Hadeel Awad writes in Al Jazeera on 15 January 2025:
For 15 months now, Gaza’s children have been reduced to a statistic. The death toll reported gives a specific count for children. Malnourishment and starvation are reported in terms of numbers of children they have affected and killed. Even the cold weather is measured in terms of how many babies it has killed in makeshift tents.
But behind these numbers lie heartbreaking stories of Palestinian children whose childhood has been cut short. As a nurse working at al-Shifa Medical Complex and then in a makeshift clinic in a displacement camp, I have come across so many painful stories of children suffering amid this hideous war. Seeing so many children suffer has made the misery of trying to survive a genocide that much more unbearable.

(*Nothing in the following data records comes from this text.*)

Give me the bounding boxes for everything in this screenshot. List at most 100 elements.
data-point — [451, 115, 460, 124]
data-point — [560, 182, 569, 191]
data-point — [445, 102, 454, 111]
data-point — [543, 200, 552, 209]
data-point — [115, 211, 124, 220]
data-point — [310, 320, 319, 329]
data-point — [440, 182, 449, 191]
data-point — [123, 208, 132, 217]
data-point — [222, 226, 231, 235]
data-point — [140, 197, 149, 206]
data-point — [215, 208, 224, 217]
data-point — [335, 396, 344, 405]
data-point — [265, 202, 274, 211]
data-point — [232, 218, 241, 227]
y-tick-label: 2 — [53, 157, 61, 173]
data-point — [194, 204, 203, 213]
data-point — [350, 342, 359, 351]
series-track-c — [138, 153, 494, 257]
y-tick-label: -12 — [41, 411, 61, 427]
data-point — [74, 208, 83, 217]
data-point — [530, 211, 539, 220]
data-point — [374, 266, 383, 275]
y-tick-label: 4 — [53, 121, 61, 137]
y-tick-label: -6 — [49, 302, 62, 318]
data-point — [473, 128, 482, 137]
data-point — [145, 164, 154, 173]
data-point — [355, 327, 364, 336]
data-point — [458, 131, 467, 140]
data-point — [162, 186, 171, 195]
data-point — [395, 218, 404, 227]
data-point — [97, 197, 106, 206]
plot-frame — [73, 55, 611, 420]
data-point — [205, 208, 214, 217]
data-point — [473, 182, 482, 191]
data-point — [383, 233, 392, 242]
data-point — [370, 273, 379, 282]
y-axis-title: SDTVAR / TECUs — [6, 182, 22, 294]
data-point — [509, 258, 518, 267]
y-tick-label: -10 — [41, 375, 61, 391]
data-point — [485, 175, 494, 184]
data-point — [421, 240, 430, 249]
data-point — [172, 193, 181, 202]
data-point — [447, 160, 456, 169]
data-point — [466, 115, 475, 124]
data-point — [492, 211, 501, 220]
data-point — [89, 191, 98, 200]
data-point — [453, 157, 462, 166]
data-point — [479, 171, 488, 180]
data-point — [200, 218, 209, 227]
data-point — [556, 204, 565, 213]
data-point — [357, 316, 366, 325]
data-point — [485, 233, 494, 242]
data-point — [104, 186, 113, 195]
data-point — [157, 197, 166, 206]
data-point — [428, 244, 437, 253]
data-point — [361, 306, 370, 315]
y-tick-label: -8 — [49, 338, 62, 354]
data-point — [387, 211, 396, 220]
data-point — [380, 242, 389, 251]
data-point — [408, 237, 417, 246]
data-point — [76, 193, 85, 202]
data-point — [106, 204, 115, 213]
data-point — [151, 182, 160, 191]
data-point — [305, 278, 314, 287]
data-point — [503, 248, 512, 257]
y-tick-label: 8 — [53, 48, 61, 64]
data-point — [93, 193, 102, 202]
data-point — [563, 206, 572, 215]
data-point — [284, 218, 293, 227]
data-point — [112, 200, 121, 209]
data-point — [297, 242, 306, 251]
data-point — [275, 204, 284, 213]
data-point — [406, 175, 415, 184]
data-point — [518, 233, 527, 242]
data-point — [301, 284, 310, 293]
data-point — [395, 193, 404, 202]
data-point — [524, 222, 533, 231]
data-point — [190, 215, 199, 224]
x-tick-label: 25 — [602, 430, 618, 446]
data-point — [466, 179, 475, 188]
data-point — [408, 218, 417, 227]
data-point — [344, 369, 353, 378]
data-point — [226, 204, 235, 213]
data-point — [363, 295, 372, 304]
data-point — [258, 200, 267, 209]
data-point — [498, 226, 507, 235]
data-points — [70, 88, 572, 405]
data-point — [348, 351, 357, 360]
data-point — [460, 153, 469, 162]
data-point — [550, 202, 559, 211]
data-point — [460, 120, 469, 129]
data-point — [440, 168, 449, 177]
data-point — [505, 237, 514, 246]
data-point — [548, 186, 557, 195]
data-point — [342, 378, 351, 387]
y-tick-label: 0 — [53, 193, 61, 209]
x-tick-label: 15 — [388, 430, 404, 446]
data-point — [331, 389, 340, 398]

In early November 2023, when I was on shift at the emergency department, several injured people were rushed in after yet another violent bombing. I went to attend to one of them: 10-year-old Tala. When I checked on her, I saw that her arm had already been amputated and she had severe burns all over her body. She was crying intensely, asking about her aunt. I did not know what to say. I gave her a painkiller to calm her down a little. I tried to talk to her and ease her tears. She told me that she had lost all her family due to a previous bombing of her house. She was not at home, so she became the only survivor. She was taken in by her aunt and was staying at her house, when a missile struck a neighbouring building. The explosion and shrapnel injured her.
As the effect of the painkiller wore off, Tala started crying hard again from the physical and mental pain of what had happened to her. It was heart-rendering to see this little girl suffering so much. She was supposed to be going to school, playing with her friends, embracing her family. And here she was all alone, in unbearable pain and grief. How was she going to continue her life?
After every visit to her bed, I cried. She stayed for two weeks at the hospital and was eventually discharged to her aunt.
Tala was just one of many children I saw at the emergency department of al-Shifa before we were banished by the Israelis at the end of November. Most of the bombing victims I treated were children. Many had injuries like Tala, some much worse than hers. The vast majority of them had seen members of their families either torn to pieces, bleeding to death or severely injured. Too many were left orphans.